- Directed by: Fernando Sariñana
- Written by: Fernando Sariñana Enrique Renteria Carolina Rivera
- Starring: Demián Bichir Cecilia Suárez
- Distributed by: Videocine
- Release date: 20 January 2000;
- Running time: 1h 45min
- Country: Mexico
- Language: Spanish
- Box office: $6.6 million (Mexico)

= Gimme the Power (2000 film) =

Gimme the Power (Todo el poder) is a 2000 Mexican crime film directed by Fernando Sariñana.
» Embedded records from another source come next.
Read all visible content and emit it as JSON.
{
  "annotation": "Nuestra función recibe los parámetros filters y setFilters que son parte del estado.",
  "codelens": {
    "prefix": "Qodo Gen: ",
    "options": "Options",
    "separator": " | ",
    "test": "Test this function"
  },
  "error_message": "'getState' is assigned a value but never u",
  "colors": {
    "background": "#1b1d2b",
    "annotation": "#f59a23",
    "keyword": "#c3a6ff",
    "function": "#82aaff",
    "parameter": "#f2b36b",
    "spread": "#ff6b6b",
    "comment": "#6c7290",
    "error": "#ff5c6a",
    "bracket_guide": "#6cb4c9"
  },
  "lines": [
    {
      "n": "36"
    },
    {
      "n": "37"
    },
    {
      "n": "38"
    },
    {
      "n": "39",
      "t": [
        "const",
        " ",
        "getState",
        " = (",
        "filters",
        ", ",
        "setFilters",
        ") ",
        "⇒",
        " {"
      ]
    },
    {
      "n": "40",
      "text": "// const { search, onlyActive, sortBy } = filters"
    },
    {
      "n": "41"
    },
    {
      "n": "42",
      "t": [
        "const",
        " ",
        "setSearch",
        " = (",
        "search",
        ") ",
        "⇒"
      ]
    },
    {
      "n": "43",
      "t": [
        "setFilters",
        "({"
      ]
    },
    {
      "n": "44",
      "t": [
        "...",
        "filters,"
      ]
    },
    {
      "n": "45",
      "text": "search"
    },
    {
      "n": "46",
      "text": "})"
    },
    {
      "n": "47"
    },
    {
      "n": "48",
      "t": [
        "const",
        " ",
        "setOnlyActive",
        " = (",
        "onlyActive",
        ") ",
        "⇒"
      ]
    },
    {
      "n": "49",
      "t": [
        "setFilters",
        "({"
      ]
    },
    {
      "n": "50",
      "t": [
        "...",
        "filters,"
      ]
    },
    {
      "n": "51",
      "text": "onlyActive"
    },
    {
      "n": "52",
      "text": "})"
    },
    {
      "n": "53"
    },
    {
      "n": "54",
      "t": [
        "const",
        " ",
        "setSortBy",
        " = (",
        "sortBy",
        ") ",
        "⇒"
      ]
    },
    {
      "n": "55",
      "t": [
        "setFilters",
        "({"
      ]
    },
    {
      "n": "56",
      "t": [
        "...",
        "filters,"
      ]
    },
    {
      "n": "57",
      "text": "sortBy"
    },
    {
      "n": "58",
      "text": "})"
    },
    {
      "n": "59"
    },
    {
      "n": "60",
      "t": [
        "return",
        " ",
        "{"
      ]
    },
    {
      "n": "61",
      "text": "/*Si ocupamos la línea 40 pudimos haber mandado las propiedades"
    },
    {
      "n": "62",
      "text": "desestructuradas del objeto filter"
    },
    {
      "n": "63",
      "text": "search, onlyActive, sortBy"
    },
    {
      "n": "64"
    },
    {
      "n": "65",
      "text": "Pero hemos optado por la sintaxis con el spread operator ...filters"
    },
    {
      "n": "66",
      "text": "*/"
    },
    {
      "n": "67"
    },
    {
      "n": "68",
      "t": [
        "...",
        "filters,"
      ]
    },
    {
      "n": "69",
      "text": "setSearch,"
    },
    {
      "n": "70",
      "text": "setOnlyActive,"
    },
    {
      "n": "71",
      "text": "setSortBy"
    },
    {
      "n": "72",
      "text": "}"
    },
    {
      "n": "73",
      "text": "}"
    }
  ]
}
The film follows a Mexican film director disillusioned with the crime and corruption in his homeland.

== Cast ==
- Demián Bichir - Gabriel
- Cecilia Suárez - Sofía Aguirre
- Luis Felipe Tovar - Comandante Eleuterio 'Elvis' Quijano
- Ximena Sariñana - Valentina
- Rodrigo Murray - Martín

==Reception==
The film opened on 20 January 2000 on 320 screens in Mexico. It opened at number one at the box office in Mexico City with a gross of 7.1 million pesos ($0.7 million) in its first week from 94 screens. In its first two weeks nationwide it grossed 42 million pesos ($4.3 million). After 12 weeks it had grossed $6.6 million.